Director: Frant Gwo
Starring: Chuxiao Qu, Jing Wu, Jin Mai Jaho
Year: 2019
I sought out Wandering Earth because it looked to be a bigger deal than normal, a foreign sci-fi flick that has made its way to America and would force us to take notice. Only one theatre is my city was playing it, but rolled the dice when normally I would let a movie like this slide by, because I thought there was a chance that this experience would be different, that it might just blow me away. On that level, I guess I was disappointed, because Wandering Earth isn’t Interstellar, it’s more Armageddon, which is fun if you go in with the right attitude, but can be a let down if you expected something far greater. There were times that this film touched a higher quality, but never with consistent, obvious, apparent skill, and I was left feeling that they, and therefor I, had missed out on a chance for something special.
As the Sun begins to act frighteningly, with increased solar storms and the engulfment of the entire solar system imminent, humanity is shocked to learn that it won’t be global warming that kills us, but our own star, the same bastion of heat and light that has given us so much. Space travel isn’t perfected to the point of colonizing other planets yet, so that’s not an option, but how about moving the entire planet out of the Sun’s orbit, could that be possible? Like never before, mankind joins together to make that fantasy a reality, to propel the still-inhabitable Earth away from the dying Sun. A space station is constructed to serve as a guide and caregiver, and thousands of Earth Engines are created all over the world to push our planet out of harm’s way. But years later, on our journey past Jupiter, we stray too close, and that gas giant begins to pull us toward our inevitable doom. By this time, humans live underground to avoid the freezing temperatures of the surface, but Liu Qi and his sister Han Duoduo, along with help from their father Liu Peiquiang, who lives on the space station, must venture out and save the planet from destruction, before every living thing goes extinct.

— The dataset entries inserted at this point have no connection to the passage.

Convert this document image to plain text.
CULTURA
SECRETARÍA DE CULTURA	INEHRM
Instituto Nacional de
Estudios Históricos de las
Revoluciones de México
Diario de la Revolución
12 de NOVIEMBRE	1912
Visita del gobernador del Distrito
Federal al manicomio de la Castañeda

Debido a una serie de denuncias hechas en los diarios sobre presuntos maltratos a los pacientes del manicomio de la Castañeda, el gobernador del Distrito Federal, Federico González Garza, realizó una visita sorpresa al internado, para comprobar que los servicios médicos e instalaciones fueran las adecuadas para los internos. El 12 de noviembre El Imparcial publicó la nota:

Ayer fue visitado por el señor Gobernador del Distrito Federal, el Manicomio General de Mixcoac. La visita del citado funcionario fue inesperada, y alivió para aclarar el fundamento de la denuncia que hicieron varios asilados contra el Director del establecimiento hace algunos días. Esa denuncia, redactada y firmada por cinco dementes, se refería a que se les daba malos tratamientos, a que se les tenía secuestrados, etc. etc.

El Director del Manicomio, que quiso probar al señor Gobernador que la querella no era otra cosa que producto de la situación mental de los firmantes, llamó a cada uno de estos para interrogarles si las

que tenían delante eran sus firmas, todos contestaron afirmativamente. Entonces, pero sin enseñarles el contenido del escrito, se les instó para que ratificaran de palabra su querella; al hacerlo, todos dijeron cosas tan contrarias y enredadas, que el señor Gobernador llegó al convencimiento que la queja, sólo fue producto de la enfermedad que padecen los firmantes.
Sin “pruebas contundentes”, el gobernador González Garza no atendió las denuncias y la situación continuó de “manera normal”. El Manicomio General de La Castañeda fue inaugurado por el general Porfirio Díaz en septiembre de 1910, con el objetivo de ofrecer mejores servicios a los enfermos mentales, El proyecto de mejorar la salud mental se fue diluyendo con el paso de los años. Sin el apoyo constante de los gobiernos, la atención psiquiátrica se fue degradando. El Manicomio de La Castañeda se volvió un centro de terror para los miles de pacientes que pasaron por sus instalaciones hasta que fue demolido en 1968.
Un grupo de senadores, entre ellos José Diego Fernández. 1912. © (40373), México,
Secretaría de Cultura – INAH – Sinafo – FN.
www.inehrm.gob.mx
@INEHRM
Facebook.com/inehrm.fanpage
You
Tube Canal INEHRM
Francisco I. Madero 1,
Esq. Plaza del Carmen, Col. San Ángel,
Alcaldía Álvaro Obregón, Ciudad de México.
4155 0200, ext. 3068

Wandering Earth is like a combination of Geostorm, Snowpiercer, The Day After Tomorrow, a graphic novel, and a Chinese horror movie, with frigid temperatures, fiery explosions, over-the-top action, and oddly-placed comedy. It’s an overwhelming burst of activity that makes two hours feel like a lifetime, in which, all the while, you are trapped on a frozen planet that is constantly about to blow up. The shaky camera style and the frequent jumps in topic only highlight the frenetic pace and structure, as audiences barrel toward the end without anything to hold on to as they crash and burn. It’s that insane, that wild, that different from the norm that we’ve become accustomed to, while also and obviously borrowing heavily from those that have come before, just taking everything up a notch, which is part brilliance and part madness.
I woke up with a raging headache after watching this film, and no wonder; I was just shaken nearly to death on the surface of an endangered planet, along with every other human on Earth. That’s something positive that can be said about Wandering Earth; it forces you to be a part of the catastrophe, and it never lets you look away. You see the death, feel the pain, root for the heroes, want to survive yourself; the experience is definitely that immersive. But then there are odd jokes, a sinister A.I., story arcs that make little sense, scene changes every three seconds, and a million characters to learn the names of all at once; there were many writers turning this sci-fi book into a movie, and it showed. Ultimately, I was as entertained as I would have been by a Hollywood summer blockbuster, I was just hoping for a little more than that, something to sink my teeth into that would last longer than walking out of theatre.